Но однажды, когда Винни лениво искала в интернете старых школьных друзей и вдруг увидела ее имя, внезапно бросившееся в глаза в новых генеалогических публикациях с пометкой «родилась в Торонто в 40-е годы, жила на Джеррард-стрит Ист, умерла в этом году», у нее перехватило дыхание.
— Да, — подумала она. — Да! Сдохла, наконец, сумасшедшая сука!
Ну, а потом, в тот момент, когда она щелкнула по вкладке «Вложения» и оказалась лицом к лицу не с пустоглазой Рей — образом, так тошнотворно знакомым по публикациям в прессе, а с дорогой Джоэни, больше не мятежной и не сводящей с ума, а неожиданно просто молодой и ранимой… На пару минут Винни усомнилась в собственном здравомыслии, а потом ей пришлось звонить Пити, руководившему магазином вместе с ней, и просить его сравнить эту фотографию с той, что стояла у нее столе в рамке вишневого дерева, и не будет ли он так любезен сказать ей, считает ли он, что на экране та же самая девушка.

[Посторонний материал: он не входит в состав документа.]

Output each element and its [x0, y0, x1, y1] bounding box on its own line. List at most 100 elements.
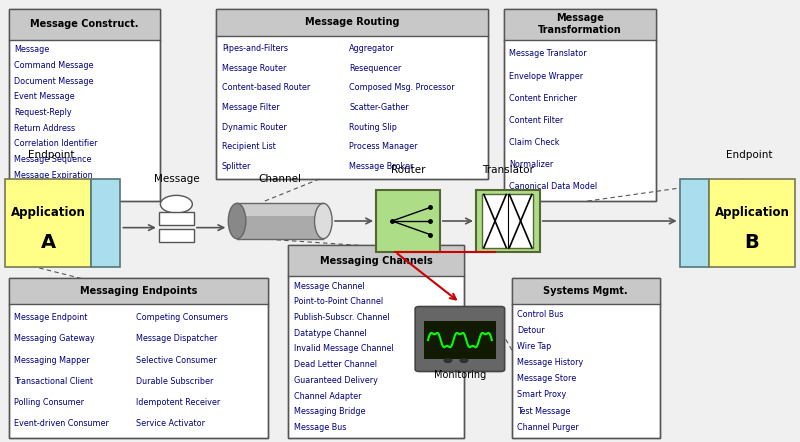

Самым трудным в тот момент было подавить желание прямо тут же развернуться вовсю, засыпать Энтони бурным потоком вопросов где, почему и каким образом. Но оказалось, ее с такой силой душили гнев и боль, что в своем первоначальном ответе она смогла всего лишь остаться резковато точной. Сдерживать Пити было еще труднее; он имел склонность к дикому перевозбуждению, собственно говоря, именно из-за этого она и взяла его на работу. А потом получить все те другие фотографии и испытать двойное потрясение от того, как Джоэни старела на десятки лет, а дети вырастали за несколько минут, а потом снова и снова она умирала! Неудивительно, что впервые после смерти Джоша, Винни начала пить среди бела дня. Неудивительным было и то, что раз уж ее память работала так напряженно, вытаскивая из забытья события, о которых у нее не было ни малейшего желания помнить, проблемы возникли с припоминанием собственного адреса, и дважды на неделе она назвалась Джоэни, разговаривая с незнакомыми людьми по телефону.